Distributed Slack-Bus Based DC Optimal Power Flow With Transmission Loss: A Second-Order Cone Programming Approach and Sufficient Conditions

This paper proposed sufficient conditions of the zero duality gap for the second-order conic programming approach of the DC optimal power flow that quadratically embeds the transmission loss. The mechanism of the changes for locational marginal price with differently selecting the slack bus is revisited, based on which a load-weighted distributed slack bus method is introduced. Furthermore, a second-order conic programming-based convexification method is proposed by employing the duality analysis.

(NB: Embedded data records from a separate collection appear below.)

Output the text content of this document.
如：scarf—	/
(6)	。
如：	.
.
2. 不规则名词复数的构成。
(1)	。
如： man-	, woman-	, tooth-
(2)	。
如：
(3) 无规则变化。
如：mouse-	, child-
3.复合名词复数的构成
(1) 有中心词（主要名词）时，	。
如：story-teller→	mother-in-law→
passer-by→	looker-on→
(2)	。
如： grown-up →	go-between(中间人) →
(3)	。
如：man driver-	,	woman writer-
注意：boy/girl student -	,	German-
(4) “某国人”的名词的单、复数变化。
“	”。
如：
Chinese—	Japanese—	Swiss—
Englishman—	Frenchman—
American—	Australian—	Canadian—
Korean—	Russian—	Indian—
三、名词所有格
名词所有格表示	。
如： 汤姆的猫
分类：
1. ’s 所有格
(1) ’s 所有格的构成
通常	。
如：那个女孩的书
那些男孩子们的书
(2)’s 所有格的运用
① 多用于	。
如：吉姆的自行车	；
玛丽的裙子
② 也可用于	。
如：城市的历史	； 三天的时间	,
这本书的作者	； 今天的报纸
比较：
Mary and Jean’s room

A favorable property of the proposed method is that mild sufficient conditions of the zero duality gap can be derived by the analysis of Karush-Kuhn-Tucker conditions. Numerical results illustrate the effectiveness of the proposed method and physically prove the proposed sufficient conditions. Compared with traditional and similar market-clearing methods, the proposed method has better performance on convergence, robustness, and accuracy. Note to Practitioners-This paper was motivated by the problem of the pricing mechanism in the deregulated electricity market but it is also applicable to rapidly solving the power flow of power systems with sufficient reactive power. Existing approaches use the B-coefficient to estimate the transmission loss in the model non-linearly. In this paper, an improved approach considering transmission loss is proposed, which further introduces the distributed slack bus method and subsequently employs the second-order cone programming algorithm. The proposed method hedges the risk of appearing multiple solutions or lack of accuracy. Rigorous mathematical proofs are derived to support the method. For industrial practice, three sufficient conditions suitable for different kinds of power systems are given, indicating when the proposed approach can be efficiently applied The proposed method can be integrated into the existing electricity market trading platform for independent system operators and facilitates real-time market clearing and electricity price calculation. Future research is expected to improve the accuracy of the model based on nodal power balance equations.